Analysing The Impact of Sequence Composition on Language Model Pre-Training
Yu Zhao, Yuanbin Qu, Konrad Staniszewski, Szymon Tworkowski, Wei Liu, Piotr Miłoś, Yuxiang Wu, Pasquale Minervini
TL;DR
This paper analyzes how pre-training sequence composition and masking influence language model generalisation. It systematically compares MixChunk, UniChunk, and a retrieval-based Bm25Chunk packing strategy under causal masking and intra-document causal masking, formalising how chunks are constructed and how tokens are conditioned. The key findings show cross-document leakage under causal masking can distract training, while intra-document masking reduces distractions and improves performance across language modelling and downstream tasks; Bm25Chunk further enhances in-context learning, knowledge memorisation, and context utilisation with modest efficiency costs. These insights offer practical guidance for resource-constrained pre-training and establish metrics such as distraction and burstiness to link data ordering with model capabilities.
Abstract
Most language model pre-training frameworks concatenate multiple documents into fixed-length sequences and use causal masking to compute the likelihood of each token given its context; this strategy is widely adopted due to its simplicity and efficiency. However, to this day, the influence of the pre-training sequence composition strategy on the generalisation properties of the model remains under-explored. In this work, we find that applying causal masking can lead to the inclusion of distracting information from previous documents during pre-training, which negatively impacts the performance of the models on language modelling and downstream tasks.
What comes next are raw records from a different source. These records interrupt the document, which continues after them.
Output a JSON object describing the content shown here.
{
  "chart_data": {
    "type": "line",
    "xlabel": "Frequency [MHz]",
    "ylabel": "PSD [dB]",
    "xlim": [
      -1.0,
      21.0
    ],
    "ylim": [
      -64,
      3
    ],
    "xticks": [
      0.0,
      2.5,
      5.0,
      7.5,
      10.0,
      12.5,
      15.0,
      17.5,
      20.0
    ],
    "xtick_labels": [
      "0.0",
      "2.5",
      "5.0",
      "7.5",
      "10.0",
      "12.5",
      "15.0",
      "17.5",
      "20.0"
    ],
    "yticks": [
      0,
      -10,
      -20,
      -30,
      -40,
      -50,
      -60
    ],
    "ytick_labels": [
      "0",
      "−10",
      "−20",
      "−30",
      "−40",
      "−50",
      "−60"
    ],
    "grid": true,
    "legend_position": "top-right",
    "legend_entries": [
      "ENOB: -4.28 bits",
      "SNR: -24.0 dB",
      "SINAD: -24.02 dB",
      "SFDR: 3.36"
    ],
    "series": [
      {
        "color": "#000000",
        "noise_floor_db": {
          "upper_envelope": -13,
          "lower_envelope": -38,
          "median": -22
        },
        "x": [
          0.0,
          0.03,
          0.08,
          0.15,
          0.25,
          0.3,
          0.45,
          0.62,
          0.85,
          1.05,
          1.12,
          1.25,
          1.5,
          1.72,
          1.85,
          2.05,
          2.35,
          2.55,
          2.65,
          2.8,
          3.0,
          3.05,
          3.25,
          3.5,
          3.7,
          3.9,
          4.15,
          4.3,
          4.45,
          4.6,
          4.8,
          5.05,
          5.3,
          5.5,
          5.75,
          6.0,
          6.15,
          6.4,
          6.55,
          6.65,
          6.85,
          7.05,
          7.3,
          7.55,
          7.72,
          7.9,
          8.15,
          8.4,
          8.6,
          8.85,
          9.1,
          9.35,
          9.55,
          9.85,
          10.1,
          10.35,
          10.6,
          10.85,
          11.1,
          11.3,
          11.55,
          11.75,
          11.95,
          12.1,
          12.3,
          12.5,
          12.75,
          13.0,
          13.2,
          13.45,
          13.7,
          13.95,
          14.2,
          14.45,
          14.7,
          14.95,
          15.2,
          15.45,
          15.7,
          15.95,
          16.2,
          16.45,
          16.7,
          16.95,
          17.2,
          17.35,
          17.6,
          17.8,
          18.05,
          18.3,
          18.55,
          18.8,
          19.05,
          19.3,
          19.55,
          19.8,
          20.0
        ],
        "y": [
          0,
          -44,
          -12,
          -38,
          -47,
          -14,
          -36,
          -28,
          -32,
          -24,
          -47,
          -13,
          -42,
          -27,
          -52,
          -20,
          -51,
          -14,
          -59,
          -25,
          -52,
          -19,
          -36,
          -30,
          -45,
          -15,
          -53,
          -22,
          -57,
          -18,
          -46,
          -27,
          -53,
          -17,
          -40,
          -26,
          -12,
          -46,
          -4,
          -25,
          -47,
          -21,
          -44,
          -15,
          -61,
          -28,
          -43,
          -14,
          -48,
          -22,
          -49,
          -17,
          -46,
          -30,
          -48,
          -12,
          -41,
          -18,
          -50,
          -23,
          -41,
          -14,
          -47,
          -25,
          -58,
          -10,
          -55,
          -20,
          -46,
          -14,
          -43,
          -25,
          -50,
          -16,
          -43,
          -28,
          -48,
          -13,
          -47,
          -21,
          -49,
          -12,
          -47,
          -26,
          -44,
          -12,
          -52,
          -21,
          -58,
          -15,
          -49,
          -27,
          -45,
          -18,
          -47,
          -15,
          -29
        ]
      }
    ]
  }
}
In intra-document causal masking, the likelihood of each token is only conditioned on the previous tokens in the same document, eliminating potential distracting information from previous documents and significantly improving performance. Furthermore, we find that concatenating related documents can reduce some potential distractions during pre-training, and our proposed efficient retrieval-based sequence construction method, BM25Chunk, can improve in-context learning (+11.6\%), knowledge memorisation (+9.8\%), and context utilisation (+7.2\%) abilities of language models without sacrificing efficiency.